Wednesday, January 24, 2018

In Defense of The Three Tiered Model...

I don't think it's a stretch to say that a consistent topic of conversation in the wine industry (as well as in the beer and spirits industry) centers on the three-tiered distribution model where producers sell to distributors and distributors sell to retailer; retailers then selling to consumer. It doesn't take long for the critics of the three-tiered distribution model to denigrate its existence. From far and wide, complaints of the three-tiered system roll in: 

  • What started as a means of enforcing competition has become anti-competitive; distributors with regional monopolies may not be incentivized to help newer or niche wineries 
  • Distributors are simply another mouth to feed, increasing prices to consumers
  • Newer wineries may have a difficult time landing a distribution contract without first establishing their place in the market, this leads to a chicken and egg problem
  • Politics with retails may lead to distributor acting in manners that compromise the producers
The list goes on and on. I actually happen to agree with or at least find the validity in many of these points as raised by critics of the system. However, many arguments in opposition of the system fail to adequately think about one key constituent: big box retailers. I'd like to make three points regarding this large but influential set of folks that I think aren't often taking into consideration.

First, and I'm being lazy here and deciding not to find the data so feel free to stop reading, I'd bet that the majority of wine sales in the US go through big box retailers like Safeway or Costco. At this point it makes sense to think about the business model of these companies. Margins are razor thin; both Safeway and Costco have operating margins below 5%. In a business model with margins that thin, inventory turns become paramount, i.e. they need to move good as fast as possible. What that means in practice is that retailers don't want to carry the 1984 vintage red from Burgundy. The want the two-buck chuck that moves quickly. Many point to the distributors as stifling competition by promoting certain wines but the reality is, they respond to retailers. Without, distributors bundling wines together, I'd bet it's likely that consumer choice would be even more limited than it already is.

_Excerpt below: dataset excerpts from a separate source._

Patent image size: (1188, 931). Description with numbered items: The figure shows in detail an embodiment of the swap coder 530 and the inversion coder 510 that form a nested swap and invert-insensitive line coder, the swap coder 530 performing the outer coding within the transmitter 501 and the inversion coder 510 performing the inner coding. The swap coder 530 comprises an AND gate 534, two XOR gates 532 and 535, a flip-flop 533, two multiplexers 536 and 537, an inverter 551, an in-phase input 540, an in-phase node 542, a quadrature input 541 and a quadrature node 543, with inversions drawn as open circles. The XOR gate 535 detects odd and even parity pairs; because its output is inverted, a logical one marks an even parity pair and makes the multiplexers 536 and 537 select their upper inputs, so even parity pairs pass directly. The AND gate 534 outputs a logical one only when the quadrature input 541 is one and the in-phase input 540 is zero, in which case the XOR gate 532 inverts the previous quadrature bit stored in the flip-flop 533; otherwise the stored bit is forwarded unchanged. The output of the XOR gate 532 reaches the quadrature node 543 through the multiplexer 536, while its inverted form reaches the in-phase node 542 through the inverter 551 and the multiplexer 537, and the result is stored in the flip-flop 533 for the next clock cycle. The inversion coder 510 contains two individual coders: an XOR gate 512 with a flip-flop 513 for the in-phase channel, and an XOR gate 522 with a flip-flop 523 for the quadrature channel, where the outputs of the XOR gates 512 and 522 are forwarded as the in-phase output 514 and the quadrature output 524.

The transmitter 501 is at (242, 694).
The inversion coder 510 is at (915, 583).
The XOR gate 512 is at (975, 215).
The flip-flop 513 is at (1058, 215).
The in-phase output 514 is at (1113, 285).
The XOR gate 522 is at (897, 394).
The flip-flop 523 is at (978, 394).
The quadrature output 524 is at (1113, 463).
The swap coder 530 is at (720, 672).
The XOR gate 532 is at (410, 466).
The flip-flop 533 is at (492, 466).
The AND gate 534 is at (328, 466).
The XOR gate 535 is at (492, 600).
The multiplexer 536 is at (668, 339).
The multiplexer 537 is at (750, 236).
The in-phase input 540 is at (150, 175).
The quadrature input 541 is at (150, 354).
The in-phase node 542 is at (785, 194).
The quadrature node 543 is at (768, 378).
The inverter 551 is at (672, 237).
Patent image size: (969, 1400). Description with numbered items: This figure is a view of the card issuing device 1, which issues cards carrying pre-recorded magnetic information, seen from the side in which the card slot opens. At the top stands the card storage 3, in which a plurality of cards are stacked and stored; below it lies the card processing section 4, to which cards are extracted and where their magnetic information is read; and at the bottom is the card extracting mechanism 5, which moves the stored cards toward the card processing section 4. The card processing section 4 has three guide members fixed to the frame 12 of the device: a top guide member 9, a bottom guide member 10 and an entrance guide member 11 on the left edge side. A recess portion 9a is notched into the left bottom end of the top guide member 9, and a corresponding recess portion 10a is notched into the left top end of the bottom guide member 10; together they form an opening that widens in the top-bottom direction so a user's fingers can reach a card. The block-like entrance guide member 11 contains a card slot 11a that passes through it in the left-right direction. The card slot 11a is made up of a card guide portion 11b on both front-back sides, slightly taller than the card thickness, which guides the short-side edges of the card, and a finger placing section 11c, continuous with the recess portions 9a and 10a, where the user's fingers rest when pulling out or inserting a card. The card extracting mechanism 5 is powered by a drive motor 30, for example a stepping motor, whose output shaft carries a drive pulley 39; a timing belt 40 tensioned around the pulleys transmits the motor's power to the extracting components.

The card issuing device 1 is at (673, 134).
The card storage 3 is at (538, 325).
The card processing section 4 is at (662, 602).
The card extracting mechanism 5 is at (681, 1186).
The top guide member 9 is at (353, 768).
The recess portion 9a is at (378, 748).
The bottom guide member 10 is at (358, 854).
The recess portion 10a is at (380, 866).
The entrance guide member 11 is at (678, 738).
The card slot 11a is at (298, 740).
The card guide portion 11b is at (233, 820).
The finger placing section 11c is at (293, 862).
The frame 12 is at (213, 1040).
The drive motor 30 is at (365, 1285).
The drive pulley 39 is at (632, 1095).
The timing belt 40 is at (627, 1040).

Second, I'd like to introduce retail slotting fees. What most people don't know is that when you walk into a Safeway or Whole Foods and see an item on a shelf, the producer or manufacturer of that item has in may cases payed for that item to be put there. Think of it like rent or legal bribery. These slotting fees are often pretty hefty with big box retailers collection hundreds of millions of dollars in slotting fees annually. Fortunately for wineries, they have been shielded from this because of the three-tier protections. Thus, the three-tier system restrains the ability of large retailers to exercise their massive purchasing power and unfairly stifle competition. Were wineries not under this protection, they would be subject to massive slotting fees that would pit them in a competition with large grocery producers with sizable assets (Proctor and Gamble, Campbell's, etc.) who could simply afford to pay higher prices than most wineries for slotting fees. Needless to say, the largest wineries would get shelf allocation, and the rest would not.

Finally, I want to address this notion that retailers are in the business of promoting choice to consumers. Specialty retailers (a term that derived from selling niche products) are in that business but big-box retailers are not. They want to sell what moves quickly (inventory turns) at the highest margins possibly (lowering their costs) and will bully their way to do so. Recently in Indiana, the state briefly allowed beer distributors to sell anywhere in the state. In response, the major big box retailers went from distributor to distributor, negotiating the best price possible on large orders. In the end, the retailers were able to force prices so low that a number of the distributors wound up out of business. As a result, craft brewers who had relied on some of those distributors lost their access to the retail market. To prevent further damage, Indiana re-instituted a territory system, so that retailers could no longer play the distributors against each other, to the death. While this has to do with distributors, the reality is that retailers would do this to anyone if allowed (distributors, producers, importers, etc.). The three-tiered system at least prevents some of this egregious behavior.

For the record - I'm not sitting here waving the flag for the three-tiered system. I see the good and bad of it and I think I can be objective about its pros and where it falls flat. I'm also not suggesting there is not a better system; their must be. All I'm trying to point out is that wholesale repeal of the system needs to be more well-thought out, accounting for the incentives of each participant in the supply chain.